E che pensava di Torino Gustave Flaubert (Rouen, 1821 — Croisset, Normandie, 1880)? Dopo aver visitato l’armeria Reale, nel 1845 così ebbe a scrivere: «Un grande Museo d’artiglieria, tenuto in modo esemplare. Completamente diverso da certi musei in cui le armature, per quanto belle, si riempiono di povere e di ragnatele. Tutto quanto qui viene esposto è ordinato e pulito…. Queste corazze sono servite a proteggere dei cuori palpitanti e coraggiosi: come quella del Principe Eugenio di Savoia, che mostra i fori di due proiettili… C’è la sella di Carlo Quinto, in velluto rosso bordato d’argento, di foggia francese, con orli davanti e dietro… Ma ciò che è più curioso sono le armature orientali, turche ed arabe».
Dunque, il fascino torinese faceva colpo sugli intellettuali d’oltralpe non solo per le bellezze architettoniche e naturalistiche della città, ma anche per il suo pregevole patrimonio museale e culturale.

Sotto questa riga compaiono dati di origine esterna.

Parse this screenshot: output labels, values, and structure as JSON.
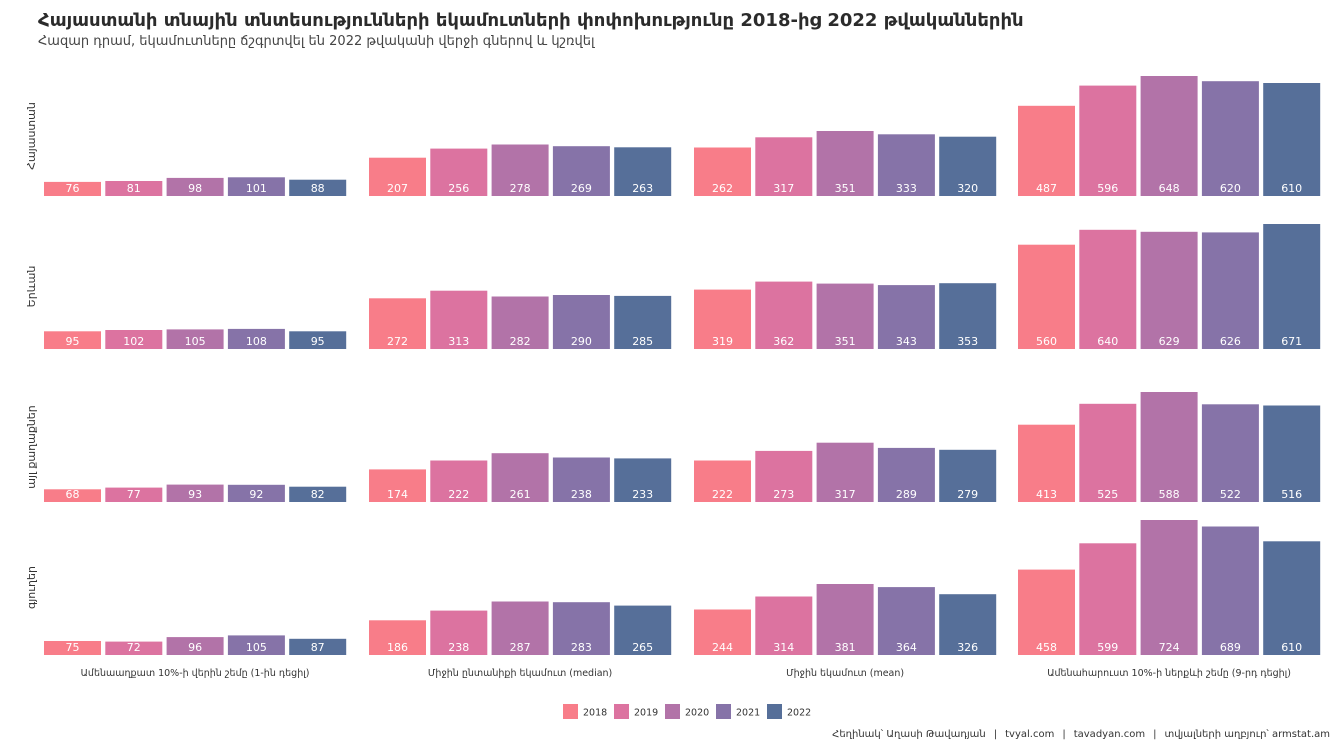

Non poteva mancare un apprezzamento di carattere gastronomico. Torino, già allora, colpiva i visitatori stranieri anche per le sue specialità alimentari e culinarie. Non c’è dunque di che stupirci se Alexandre Dumas padre (Villers-cotterêts, Haute France, 1802 — Neuville-lès-dieppe, Normandia, 1870), dopo aver assaggiato un bicerin nello storico locale di fronte alla chiesa della Consolata, si esprimesse così: «Tra le buone cose riscontrate a Torino, non dimenticherò mai il “bicerin”, una particolare bevanda composta di caffè, latte e cioccolato, che si serve in tutti i locali ad un prezzo relativamente basso».